Aslında hadisenin gerçeği, orada zamparalık eden Sabahattin’in Nazilerden dayak yemesi ve bunun sonucunda kaçıp gelmesidir. Nazilerden yediği bu dayağın onda içten içe komünizm sevgisini doğurduğunun izlerini de daha sonra göreceğiz...
Türkiye’ye döndüğünde kendisi gibi Rum olan Yüksek Muallim Mektebi müdürü Giritli Hamit, Sabahattin’i ırki yakınlık sebebiyle yurda almış, Atsız, Orhan Şaik, Nihad Sami, Pertev Naili, Çemişkezekli Ziya’nın kaldığı yatakhaneye yerleştirmiştir. Süreç ile ilgili devamını yine Atsız’dan dinleyelim: “İşte sapıtmağa başlayan Sabahattin, Yüksek Muallim ’de lüks bir hayat sürüyor, şiirler ve hikayeler yazıyordu. Fakat asıl mühim eserlerini ileride yazacaktı. Bilhassa “Tokat” adındaki romanı ile “Layemut Enayiler” adındaki serisi birer inkılap yapacaktı. “Tokat” kendi kız kardeşini seven mütereddi bir tipin romanı olacaktı. Bize bunun mevzunu on, on beş dakikalık bir zamanda anlatmıştı. Bu marazi mevzu nereden aklına geldi diye sormuştuk. Şöyle cevap vermişti: Sabahattin’in 3-4 yaşında bir kız kardeşi varmış. Bir gün evde “kızım, sen kime varacaksın” diye şaka yapıyorlarmış. Kızcağız ağabeyinin kucağına atılarak “ben ağabeyimden başkasına varmam” demiş. Sabahattin de bunu kura kura roman mevzuu yapmış.”
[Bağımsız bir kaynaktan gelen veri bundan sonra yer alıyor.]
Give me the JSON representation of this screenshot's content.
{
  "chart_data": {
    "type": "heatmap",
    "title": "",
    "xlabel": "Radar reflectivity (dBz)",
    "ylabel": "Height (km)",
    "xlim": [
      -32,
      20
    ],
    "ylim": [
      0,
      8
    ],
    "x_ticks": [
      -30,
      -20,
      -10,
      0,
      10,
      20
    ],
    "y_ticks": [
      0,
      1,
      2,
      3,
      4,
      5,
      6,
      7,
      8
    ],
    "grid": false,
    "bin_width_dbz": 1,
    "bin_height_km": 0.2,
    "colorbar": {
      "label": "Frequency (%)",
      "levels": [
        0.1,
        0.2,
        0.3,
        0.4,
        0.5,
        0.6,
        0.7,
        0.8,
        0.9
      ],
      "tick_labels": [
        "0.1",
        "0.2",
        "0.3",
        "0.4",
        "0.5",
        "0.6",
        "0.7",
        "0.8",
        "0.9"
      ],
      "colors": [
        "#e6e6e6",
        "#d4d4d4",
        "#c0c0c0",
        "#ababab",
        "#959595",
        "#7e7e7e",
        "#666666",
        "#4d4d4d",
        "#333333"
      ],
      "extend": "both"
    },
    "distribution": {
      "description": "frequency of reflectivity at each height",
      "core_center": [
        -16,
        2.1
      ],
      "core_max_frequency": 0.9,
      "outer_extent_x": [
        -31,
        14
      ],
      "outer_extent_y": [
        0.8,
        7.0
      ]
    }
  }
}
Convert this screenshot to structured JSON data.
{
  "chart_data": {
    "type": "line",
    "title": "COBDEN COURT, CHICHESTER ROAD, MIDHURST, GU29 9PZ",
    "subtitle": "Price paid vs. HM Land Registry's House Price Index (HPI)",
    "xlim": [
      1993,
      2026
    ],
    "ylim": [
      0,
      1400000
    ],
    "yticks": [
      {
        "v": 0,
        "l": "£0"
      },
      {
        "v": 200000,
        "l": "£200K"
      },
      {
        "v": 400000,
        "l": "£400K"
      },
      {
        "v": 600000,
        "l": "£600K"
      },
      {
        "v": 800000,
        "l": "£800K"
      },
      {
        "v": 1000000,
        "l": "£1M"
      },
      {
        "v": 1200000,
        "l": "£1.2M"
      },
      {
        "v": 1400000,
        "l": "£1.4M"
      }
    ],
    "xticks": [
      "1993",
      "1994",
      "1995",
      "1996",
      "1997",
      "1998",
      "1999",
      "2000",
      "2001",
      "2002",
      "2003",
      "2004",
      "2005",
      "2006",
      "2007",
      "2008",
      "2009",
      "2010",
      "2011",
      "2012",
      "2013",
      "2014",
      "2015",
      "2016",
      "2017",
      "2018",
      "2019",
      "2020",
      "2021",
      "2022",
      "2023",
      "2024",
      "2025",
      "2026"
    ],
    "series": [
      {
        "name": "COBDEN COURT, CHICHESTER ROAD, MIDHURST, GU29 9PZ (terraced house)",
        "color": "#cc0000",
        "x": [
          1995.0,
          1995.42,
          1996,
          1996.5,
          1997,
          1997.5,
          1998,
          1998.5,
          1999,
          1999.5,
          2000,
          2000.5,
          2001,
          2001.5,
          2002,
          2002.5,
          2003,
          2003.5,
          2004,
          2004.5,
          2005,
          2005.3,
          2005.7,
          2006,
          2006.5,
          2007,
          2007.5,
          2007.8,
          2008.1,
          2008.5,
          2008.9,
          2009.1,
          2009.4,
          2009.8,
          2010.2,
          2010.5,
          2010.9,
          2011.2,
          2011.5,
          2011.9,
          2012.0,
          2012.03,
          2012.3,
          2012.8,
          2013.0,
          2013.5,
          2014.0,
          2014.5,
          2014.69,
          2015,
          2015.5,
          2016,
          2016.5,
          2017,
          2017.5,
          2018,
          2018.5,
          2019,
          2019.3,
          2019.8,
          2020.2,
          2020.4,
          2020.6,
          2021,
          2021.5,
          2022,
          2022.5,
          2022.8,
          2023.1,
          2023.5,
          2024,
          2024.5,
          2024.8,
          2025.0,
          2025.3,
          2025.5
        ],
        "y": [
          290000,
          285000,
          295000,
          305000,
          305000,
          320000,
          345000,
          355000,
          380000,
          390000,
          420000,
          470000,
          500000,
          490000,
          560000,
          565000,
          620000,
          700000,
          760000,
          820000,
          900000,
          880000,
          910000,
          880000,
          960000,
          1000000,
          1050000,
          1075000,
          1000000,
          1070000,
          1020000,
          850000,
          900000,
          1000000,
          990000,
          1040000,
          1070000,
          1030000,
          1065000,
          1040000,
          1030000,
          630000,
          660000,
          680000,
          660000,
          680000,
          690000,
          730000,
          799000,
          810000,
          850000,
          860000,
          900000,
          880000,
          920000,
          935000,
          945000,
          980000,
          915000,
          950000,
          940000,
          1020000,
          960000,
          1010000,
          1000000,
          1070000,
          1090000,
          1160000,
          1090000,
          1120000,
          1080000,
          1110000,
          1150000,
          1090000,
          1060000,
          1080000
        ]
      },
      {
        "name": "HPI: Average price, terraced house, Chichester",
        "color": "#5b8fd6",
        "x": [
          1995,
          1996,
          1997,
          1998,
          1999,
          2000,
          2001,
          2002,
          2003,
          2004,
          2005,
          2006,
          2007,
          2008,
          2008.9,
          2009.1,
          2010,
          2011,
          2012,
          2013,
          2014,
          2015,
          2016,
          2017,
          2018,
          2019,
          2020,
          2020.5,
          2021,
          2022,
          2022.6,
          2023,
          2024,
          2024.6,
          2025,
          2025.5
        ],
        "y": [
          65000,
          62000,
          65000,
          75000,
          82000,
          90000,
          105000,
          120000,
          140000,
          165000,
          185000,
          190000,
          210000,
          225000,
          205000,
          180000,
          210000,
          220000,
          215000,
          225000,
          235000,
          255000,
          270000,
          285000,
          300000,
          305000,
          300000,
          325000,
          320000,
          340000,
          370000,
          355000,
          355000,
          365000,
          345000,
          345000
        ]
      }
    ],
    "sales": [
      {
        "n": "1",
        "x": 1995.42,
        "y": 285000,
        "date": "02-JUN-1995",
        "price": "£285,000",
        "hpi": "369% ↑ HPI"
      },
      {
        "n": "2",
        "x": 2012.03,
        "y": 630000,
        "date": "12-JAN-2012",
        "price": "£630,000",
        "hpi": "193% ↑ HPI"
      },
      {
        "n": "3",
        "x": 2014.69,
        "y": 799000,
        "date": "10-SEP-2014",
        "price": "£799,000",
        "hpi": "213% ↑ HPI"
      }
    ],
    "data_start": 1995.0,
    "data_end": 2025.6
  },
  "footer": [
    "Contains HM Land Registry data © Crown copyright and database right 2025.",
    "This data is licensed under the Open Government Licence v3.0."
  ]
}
Görünen o ki bu roman konusu itibarıyla, içinde bir ensestlik barındırmıyor da değil.
Geçelim.
Sabahattin, sonraki dönemlerde, okul müdürü olan Rum ırkdaşının da yardımıyla, Bursa’nın Orhaneli ilçesine ilkokul öğretmeni olarak, bir müddet sonra da Almanca Öğretmeni olarak Aydın Ortaokuluna atandı. Burada komünizm propagandası yaptığı gerekçesiyle hakkında soruşturma açıldı ve tutuksuz yargılanmasına karar verildi. Daha sonra hakkında tekrar dava açıldı ve bir müddet hapis yattı falan…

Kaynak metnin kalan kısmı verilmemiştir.